Прежде всего, почему он толкует так нелепо слово «Агасфер»: какой-то ага сфер, начальник небесных сфер, когда это испорченное древнеперсидское слово Ксеркс. По-еврейски оно читается «Ахашверош», что почти соответствует его звучанию в клинообразном персидском шрифте. И дело тут вовсе не в небесных сферах, а в земных, очень земных. Ксеркс!

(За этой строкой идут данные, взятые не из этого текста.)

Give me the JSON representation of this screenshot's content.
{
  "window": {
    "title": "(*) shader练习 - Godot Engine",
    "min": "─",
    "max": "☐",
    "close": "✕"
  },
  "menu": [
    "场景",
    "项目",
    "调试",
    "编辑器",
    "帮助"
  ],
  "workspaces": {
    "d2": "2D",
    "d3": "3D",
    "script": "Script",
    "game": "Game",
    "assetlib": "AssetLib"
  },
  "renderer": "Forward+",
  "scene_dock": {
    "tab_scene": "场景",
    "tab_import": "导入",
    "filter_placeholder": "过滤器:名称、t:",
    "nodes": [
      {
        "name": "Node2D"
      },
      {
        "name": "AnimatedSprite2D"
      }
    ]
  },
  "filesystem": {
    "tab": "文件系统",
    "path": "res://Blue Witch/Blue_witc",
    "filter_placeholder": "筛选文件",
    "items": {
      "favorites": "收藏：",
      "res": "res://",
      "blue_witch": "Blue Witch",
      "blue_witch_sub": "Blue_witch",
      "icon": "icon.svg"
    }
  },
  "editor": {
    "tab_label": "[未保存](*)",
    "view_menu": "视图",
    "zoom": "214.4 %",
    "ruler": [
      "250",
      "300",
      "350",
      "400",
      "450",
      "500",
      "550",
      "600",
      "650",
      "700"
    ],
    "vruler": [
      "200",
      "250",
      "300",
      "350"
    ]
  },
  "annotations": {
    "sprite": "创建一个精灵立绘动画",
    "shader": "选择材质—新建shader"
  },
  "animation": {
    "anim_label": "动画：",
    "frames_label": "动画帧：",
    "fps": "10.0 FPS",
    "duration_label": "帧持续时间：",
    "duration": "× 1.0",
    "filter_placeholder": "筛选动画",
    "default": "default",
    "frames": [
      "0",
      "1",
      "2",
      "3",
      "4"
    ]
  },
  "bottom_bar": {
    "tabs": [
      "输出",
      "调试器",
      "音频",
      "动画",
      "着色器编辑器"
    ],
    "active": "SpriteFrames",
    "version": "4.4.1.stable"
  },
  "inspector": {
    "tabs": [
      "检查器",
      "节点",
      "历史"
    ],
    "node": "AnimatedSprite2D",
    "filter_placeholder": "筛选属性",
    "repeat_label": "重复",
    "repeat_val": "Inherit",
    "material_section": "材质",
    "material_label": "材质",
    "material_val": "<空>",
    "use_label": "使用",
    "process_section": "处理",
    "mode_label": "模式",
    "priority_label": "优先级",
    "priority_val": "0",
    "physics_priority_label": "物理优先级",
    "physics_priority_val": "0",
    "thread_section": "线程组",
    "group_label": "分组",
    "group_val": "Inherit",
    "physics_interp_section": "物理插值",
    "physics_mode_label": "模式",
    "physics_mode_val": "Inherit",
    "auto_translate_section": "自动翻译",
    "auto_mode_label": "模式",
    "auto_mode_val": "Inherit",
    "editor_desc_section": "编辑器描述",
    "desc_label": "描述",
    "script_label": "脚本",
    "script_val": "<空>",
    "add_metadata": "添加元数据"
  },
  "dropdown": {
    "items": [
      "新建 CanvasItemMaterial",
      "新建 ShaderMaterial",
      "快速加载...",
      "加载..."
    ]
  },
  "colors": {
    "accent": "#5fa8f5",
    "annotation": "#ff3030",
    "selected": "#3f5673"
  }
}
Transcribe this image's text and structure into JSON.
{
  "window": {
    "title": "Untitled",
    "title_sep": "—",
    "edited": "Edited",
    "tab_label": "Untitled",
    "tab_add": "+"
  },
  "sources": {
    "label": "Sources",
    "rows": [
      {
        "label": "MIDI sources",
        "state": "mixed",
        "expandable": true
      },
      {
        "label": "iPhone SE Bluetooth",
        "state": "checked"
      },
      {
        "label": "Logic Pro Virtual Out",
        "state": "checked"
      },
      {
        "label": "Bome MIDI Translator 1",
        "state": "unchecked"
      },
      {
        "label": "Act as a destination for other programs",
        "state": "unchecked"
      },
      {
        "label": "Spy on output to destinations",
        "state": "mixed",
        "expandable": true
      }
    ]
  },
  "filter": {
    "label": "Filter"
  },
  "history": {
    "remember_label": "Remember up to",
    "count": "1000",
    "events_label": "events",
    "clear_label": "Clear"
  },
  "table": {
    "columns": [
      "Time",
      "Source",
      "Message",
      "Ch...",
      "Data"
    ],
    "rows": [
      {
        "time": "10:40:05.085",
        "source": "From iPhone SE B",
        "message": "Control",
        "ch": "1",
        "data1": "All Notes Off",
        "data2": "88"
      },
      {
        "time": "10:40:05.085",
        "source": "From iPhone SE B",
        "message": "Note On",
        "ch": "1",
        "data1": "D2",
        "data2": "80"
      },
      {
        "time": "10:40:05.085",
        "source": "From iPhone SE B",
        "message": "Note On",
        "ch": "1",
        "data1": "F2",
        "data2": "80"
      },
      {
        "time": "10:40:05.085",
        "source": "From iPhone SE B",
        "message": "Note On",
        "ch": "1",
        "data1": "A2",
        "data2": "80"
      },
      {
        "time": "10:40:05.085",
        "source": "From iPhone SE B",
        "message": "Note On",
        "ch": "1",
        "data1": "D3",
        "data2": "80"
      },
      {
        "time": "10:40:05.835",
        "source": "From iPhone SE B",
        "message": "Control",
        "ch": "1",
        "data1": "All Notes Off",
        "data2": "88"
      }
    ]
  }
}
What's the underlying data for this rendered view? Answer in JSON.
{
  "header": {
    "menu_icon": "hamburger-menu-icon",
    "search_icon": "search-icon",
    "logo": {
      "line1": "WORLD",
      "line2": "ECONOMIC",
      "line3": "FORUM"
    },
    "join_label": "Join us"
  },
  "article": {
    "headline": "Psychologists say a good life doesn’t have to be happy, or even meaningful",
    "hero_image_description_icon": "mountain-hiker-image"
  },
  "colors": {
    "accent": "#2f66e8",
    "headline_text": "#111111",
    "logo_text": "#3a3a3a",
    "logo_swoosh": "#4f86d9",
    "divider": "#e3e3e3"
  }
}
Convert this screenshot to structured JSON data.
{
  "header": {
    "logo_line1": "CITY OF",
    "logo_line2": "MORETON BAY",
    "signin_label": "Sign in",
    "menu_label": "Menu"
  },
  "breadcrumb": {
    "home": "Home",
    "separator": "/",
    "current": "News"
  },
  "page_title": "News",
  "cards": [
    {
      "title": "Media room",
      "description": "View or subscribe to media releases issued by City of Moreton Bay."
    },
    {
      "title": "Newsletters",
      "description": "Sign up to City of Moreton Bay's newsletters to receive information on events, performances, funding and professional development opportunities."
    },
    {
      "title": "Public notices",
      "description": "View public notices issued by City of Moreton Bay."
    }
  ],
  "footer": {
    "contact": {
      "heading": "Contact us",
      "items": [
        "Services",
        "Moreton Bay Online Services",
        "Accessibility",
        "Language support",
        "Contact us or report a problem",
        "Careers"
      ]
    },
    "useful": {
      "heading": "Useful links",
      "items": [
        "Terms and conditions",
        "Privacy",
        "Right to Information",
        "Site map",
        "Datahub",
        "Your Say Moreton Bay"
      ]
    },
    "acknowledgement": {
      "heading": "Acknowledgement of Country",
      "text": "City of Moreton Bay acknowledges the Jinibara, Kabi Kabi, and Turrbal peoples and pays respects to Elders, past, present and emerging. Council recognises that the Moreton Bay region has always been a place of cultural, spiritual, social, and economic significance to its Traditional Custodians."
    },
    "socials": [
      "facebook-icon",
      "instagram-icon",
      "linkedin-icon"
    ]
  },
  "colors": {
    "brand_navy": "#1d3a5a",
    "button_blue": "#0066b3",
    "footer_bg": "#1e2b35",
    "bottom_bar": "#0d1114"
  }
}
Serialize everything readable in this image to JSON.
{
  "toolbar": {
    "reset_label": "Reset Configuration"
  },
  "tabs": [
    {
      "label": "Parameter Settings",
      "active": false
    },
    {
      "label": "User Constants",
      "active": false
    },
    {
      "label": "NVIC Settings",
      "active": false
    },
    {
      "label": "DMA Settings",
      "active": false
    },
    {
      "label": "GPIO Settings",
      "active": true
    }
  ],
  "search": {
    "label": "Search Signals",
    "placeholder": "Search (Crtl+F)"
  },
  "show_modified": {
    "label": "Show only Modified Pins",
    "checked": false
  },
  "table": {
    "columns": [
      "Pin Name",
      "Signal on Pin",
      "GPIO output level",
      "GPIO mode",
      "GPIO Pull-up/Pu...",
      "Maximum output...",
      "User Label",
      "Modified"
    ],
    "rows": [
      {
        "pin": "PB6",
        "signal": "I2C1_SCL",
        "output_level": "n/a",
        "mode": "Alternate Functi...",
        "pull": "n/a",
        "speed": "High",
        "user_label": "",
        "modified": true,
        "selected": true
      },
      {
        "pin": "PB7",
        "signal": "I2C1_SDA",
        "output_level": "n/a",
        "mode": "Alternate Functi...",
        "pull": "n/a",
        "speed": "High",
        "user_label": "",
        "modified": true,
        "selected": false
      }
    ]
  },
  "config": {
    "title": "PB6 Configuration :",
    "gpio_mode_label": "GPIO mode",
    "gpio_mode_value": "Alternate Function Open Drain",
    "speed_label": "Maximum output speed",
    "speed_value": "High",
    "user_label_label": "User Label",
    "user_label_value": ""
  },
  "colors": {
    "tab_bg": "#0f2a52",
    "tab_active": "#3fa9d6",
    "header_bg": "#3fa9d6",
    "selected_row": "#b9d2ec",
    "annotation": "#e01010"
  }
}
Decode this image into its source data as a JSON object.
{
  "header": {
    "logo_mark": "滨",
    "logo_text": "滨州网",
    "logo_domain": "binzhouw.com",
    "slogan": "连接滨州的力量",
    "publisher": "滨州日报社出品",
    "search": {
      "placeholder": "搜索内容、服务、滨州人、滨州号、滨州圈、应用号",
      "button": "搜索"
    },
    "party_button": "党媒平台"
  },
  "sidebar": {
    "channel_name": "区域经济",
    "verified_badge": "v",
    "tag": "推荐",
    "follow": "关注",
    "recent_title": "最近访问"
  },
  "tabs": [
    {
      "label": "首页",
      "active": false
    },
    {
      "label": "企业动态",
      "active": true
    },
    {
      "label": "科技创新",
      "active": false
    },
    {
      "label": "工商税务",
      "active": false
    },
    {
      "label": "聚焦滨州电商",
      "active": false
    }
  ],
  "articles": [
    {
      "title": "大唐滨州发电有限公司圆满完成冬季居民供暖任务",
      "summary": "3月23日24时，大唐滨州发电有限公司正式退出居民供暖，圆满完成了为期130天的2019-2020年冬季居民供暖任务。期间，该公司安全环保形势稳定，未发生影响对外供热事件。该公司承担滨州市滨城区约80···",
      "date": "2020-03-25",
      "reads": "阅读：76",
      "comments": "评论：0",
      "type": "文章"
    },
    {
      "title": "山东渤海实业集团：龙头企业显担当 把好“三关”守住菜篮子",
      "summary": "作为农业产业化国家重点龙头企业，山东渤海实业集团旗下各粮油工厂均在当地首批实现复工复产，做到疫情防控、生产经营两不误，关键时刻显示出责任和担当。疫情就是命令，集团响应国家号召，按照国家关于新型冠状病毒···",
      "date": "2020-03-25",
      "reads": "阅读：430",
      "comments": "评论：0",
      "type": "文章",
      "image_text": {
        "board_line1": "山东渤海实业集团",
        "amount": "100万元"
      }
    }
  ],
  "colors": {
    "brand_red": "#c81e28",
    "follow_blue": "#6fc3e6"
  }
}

О, человечество много знает и много думает! Поистине, оно не бросает слова на ветер, а тем более на ветер вечности. Отдельная человеческая особь – смертна. Это – закон мудрый и постоянный. Ибо бессмертно лишь человечество. Поэтому человек, мечтающий о личном бессмертии, – глупо тщеславен, самоуверен, недалек и бесхарактерен, трус даже. Надо быть гордым, смелым, откровенным и верить в смерть и не бояться ее. Ибо тогда лишь придет настоящее бессмертие – бессмертие человечества. А теперь – о Ксерксе. Царь Ксеркс Первый, сын Дария Гистаспа, правил Персией в 486–465 годах до нашей эры. Он был вял, недалек, бесхарактерен, легко подчинялся чужому влиянию, но отличался чудовищной самоуверенностью и тщеславием. Он называл себя бессмертным и верил в это. Жестоко подавив восстание Египта, сомневавшегося в его милостивом бессмертии и жаждавшего самостоятельности, царь Ксеркс задушил такое же восстание в Вавилоне. После этого он направился душить Грецию, Греки разбили его войско, сам он позорно бежал, и хотя война с греками продолжалась еще двенадцать лет, он уже не принимал в ней участия. Он пил вино в гареме, разбирал ссоры своих жен и разоблачал интриги своих министров. Убожество его ума и скудельность его сил, наконец, вызвали такое отвращение, что его зарезали люди, которые должны были его стеречь: начальник его стражи и главный евнух гарема… Недурен был характер у этого вечного странника, которому человечество прилепило имя царя Ксеркса? Какою едкою укоризной звучит это слово – Агасфер!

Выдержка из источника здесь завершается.